Figure 4: Characteristic curves of 15 LLMs in 18 demand dimensions
In addition, by summarizing the SCC by calculating the ability score for each dimension, and then defining it as the x-value in the SCC with a probability of success of 0.5 (the point with the largest slope/information content) in the tradition of psychometrics, many insights were generated. These insights mainly include: 1. The overall ability of new LLMs is better than that of old LLMs, but this conclusion is not always true for all abilities; 2. Knowledge ability is mainly determined and limited by changes in model size and distillation process; 3. Reasoning, learning and abstraction, and social ability are improved in "reasoning" models; 4. The marginal benefit of the scaling law for non-reasoning models is decreasing.
3. Instance-level performance prediction model that is better than black box
The researchers used the demand level vector as input feature and trained a random forest classifier as an evaluator to predict the performance of LLMs in new task instances. Experiments show that the model achieves excellent prediction performance in both in-distribution and out-of-distribution data: in the prediction of the frontier model, the AUROC (Area Under the Receiver Operating Characteristic Curve) value is as high as 0.88, and the calibration error is close to perfect, which is significantly better than the black box baseline method based on GloVe word vectors and fine-tuning LLaMA-3.1-8B, especially on out-of-distribution data. This further verifies the scientific nature of this new paradigm.

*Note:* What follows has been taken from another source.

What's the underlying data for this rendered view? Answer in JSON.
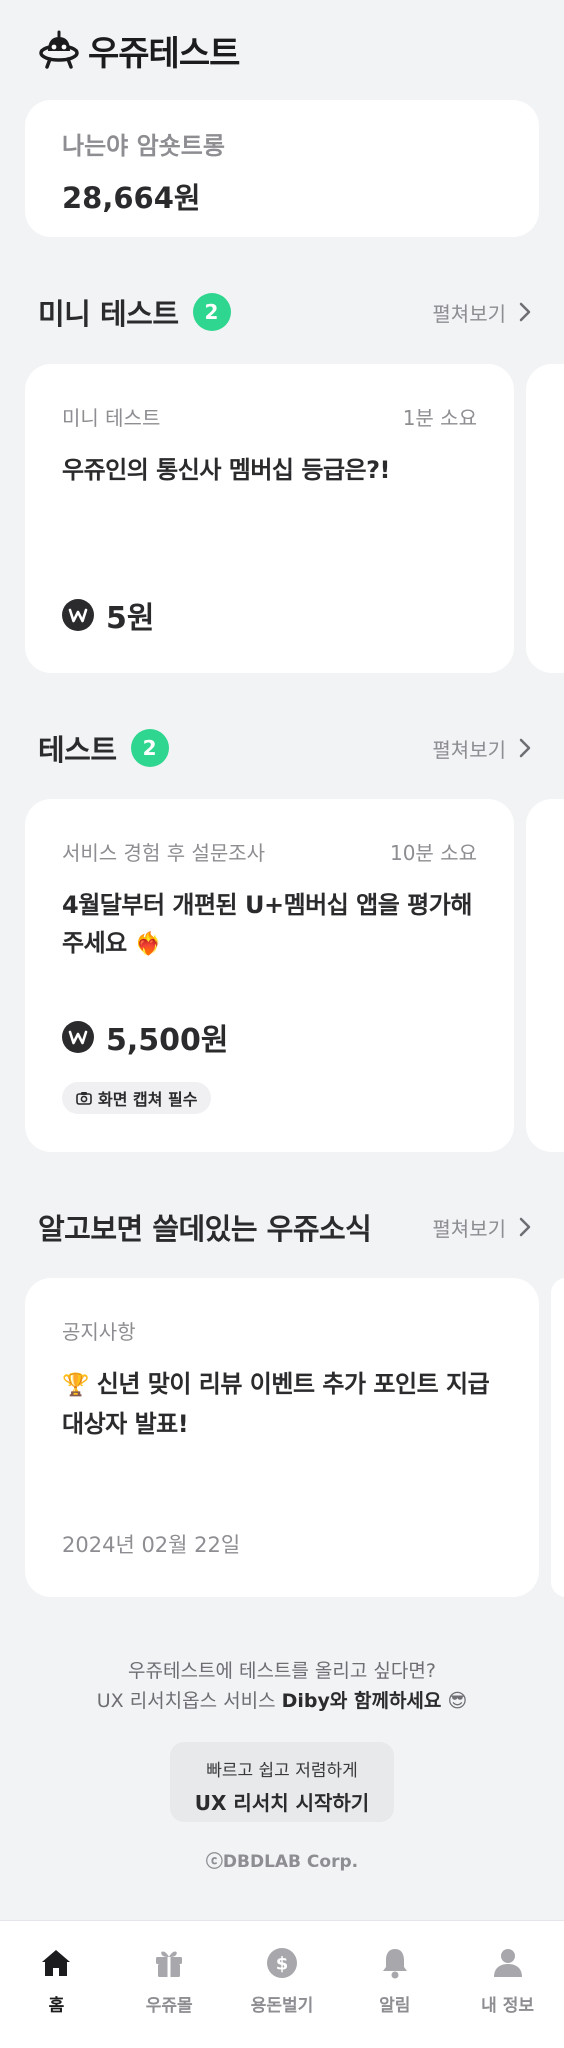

At present, this method has been successfully applied to the evaluation of 15 mainstream LLMs. The research team plans to expand it to scenarios such as multimodality and embodied intelligence, providing a scientific and standardized evaluation infrastructure for artificial intelligence research and development, policy making, and security auditing.
This work has achieved a breakthrough in the synergy of explanatory power and predictive power for the first time, marking an important progress in the science of AI evaluation. By building a scalable collaborative community, this method will continue to promote the explainability and predictability of AI system performance and security, and provide key methodological support for addressing the evaluation challenges brought about by the rapid development of general AI.